Pub Date: April 19th, 2022
ISBN: 978-0-593-29681-3
Publisher: Penguin Press

A well-considered examination of current threats to democratic societies and how to resist them.

Mounk, a professor of international affairs and contributing editor at the Atlantic, traces the connection between the Founders’ idea of a self-governing republic and the modern ideal of a democracy that protects diverse members of society, majority and minority alike. There are internal tensions everywhere. “The very logic of self-government, with its constant imperative to cobble together a majority of like-minded voters,” writes the author, “makes it tempting for citizens to exclude those they regard as different from full participation in their polity.” Diversity yields conflict, especially in times when identity politics come to the fore. Many Italians, for example, might say that an Italian’s distant ancestors lived in Italy, excluding African and Asian immigrants from any possibility of joining the polity.

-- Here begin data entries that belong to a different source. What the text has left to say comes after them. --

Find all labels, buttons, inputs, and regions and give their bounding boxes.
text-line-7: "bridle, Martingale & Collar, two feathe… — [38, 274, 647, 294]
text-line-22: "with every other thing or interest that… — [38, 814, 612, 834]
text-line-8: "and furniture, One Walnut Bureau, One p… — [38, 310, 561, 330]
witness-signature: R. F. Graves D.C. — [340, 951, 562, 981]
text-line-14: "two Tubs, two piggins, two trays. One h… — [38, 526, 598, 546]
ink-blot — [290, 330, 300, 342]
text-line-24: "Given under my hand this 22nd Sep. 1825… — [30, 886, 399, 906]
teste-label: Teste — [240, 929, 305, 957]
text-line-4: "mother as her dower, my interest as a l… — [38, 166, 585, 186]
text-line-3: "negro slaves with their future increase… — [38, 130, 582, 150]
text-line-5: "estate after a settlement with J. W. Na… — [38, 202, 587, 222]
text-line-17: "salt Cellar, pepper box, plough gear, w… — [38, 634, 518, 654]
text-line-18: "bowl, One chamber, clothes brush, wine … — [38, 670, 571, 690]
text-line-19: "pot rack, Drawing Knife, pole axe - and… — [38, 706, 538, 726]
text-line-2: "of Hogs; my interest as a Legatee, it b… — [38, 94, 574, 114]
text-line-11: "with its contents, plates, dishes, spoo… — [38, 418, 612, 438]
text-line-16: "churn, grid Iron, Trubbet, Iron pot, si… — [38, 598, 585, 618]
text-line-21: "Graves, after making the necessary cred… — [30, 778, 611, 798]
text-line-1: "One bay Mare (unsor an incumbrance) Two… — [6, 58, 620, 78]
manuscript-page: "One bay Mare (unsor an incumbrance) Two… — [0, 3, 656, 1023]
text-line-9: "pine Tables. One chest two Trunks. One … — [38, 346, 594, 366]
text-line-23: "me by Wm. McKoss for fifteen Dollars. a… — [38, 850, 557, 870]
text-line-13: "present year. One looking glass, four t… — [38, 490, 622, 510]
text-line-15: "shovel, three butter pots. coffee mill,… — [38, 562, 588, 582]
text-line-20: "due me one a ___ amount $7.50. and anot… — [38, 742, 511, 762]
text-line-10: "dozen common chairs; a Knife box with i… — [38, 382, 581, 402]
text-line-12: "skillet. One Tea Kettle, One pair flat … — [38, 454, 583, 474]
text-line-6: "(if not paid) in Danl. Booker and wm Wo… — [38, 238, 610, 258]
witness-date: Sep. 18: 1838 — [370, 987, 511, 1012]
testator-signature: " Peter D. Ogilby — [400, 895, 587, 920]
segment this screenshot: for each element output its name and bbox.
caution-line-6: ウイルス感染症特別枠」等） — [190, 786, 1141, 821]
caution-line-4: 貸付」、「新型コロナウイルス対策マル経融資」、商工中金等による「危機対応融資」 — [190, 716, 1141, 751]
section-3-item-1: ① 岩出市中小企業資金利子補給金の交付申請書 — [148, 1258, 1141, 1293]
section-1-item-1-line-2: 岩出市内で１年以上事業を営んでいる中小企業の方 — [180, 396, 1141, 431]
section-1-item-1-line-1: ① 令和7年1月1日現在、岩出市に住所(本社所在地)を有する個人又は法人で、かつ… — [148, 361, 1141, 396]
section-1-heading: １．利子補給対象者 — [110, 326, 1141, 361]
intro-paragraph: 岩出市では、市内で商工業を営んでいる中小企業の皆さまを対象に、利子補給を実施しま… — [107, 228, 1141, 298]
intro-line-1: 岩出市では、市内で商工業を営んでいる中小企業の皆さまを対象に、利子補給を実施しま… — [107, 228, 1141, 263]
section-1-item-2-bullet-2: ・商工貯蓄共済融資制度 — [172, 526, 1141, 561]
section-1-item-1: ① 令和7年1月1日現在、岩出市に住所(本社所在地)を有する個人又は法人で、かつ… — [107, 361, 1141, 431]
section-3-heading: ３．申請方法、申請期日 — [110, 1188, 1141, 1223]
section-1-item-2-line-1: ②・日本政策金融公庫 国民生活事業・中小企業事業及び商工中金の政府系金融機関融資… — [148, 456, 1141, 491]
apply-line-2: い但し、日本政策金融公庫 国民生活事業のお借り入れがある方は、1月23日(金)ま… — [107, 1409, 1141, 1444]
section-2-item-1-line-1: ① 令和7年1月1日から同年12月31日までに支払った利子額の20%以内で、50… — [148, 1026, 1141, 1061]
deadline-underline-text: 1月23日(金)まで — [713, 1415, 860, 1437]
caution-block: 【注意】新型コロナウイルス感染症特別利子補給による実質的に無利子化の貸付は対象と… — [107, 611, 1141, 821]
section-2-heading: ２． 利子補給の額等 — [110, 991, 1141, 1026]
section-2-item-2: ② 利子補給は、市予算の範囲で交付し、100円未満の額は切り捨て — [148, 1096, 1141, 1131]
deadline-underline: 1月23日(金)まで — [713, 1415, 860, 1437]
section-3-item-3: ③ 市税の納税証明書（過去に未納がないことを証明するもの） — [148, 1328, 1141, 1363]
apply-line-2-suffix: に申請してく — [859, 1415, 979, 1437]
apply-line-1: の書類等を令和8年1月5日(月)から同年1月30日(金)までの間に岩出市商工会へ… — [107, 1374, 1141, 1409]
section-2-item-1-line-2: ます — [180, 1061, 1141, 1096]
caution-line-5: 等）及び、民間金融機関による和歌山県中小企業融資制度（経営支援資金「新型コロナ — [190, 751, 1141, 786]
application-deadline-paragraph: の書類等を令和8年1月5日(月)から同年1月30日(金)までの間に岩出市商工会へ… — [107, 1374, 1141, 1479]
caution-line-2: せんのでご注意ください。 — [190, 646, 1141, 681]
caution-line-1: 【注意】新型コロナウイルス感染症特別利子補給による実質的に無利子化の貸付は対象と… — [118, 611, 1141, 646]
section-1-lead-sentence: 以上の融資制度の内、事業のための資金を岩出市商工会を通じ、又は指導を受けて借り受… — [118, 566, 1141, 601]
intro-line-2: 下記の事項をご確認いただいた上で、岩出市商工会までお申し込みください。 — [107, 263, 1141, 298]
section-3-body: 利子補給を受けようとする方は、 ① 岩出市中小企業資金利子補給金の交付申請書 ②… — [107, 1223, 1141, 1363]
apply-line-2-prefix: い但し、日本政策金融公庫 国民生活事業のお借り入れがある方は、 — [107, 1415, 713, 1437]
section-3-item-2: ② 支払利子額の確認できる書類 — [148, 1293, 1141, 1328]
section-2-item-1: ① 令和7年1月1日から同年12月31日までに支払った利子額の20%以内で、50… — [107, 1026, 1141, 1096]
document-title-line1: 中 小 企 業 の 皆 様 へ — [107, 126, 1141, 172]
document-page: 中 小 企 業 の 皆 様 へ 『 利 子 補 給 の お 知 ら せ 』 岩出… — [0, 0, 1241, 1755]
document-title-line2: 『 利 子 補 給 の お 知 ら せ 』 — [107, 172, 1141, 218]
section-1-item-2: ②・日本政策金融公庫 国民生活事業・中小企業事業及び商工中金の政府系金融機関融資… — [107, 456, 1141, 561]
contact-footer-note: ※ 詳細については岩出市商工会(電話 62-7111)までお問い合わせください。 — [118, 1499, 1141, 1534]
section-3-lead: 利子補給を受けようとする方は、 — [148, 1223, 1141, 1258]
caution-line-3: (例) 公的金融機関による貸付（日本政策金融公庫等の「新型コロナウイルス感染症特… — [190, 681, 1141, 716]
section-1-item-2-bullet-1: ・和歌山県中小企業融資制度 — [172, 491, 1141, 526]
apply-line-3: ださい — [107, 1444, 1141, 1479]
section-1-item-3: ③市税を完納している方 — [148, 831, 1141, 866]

Mounk allows that immigration is a vexing challenge to European and North American societies, especially when so many politicians decry Islam as being fundamentally incompatible with Western ideals even if most Muslim immigrants wholly support the democratic tenets of their new homes. It will take considerable goodwill to do so, but, Mounk insists, “people drawn from different ethnic and cultural groups can, without needing to give up their own identities, embark on a meaningfully shared life.” Enemies of such a view are legion, of course, and even the best-intentioned among us “are hardwired to form groups” that exclude those who are in some way not like us. Democracies that have failed, such as Lebanon, have devolved into “consociational” societies in which identity politics are everything: Sunni vs. Shia, Muslim vs. Christian. Understandably, nationalism then thrives, the lifeblood of demagogues like Putin and Trump. To counter them, Mounk encourages the development of “civic patriotism” and firmer commitment to democratic ideals, from battling terrorism to providing equal access to “key services like quality health care or core entitlements like paid family leave.”

A thoughtful, timely defense of the ideal of a participatory, open society.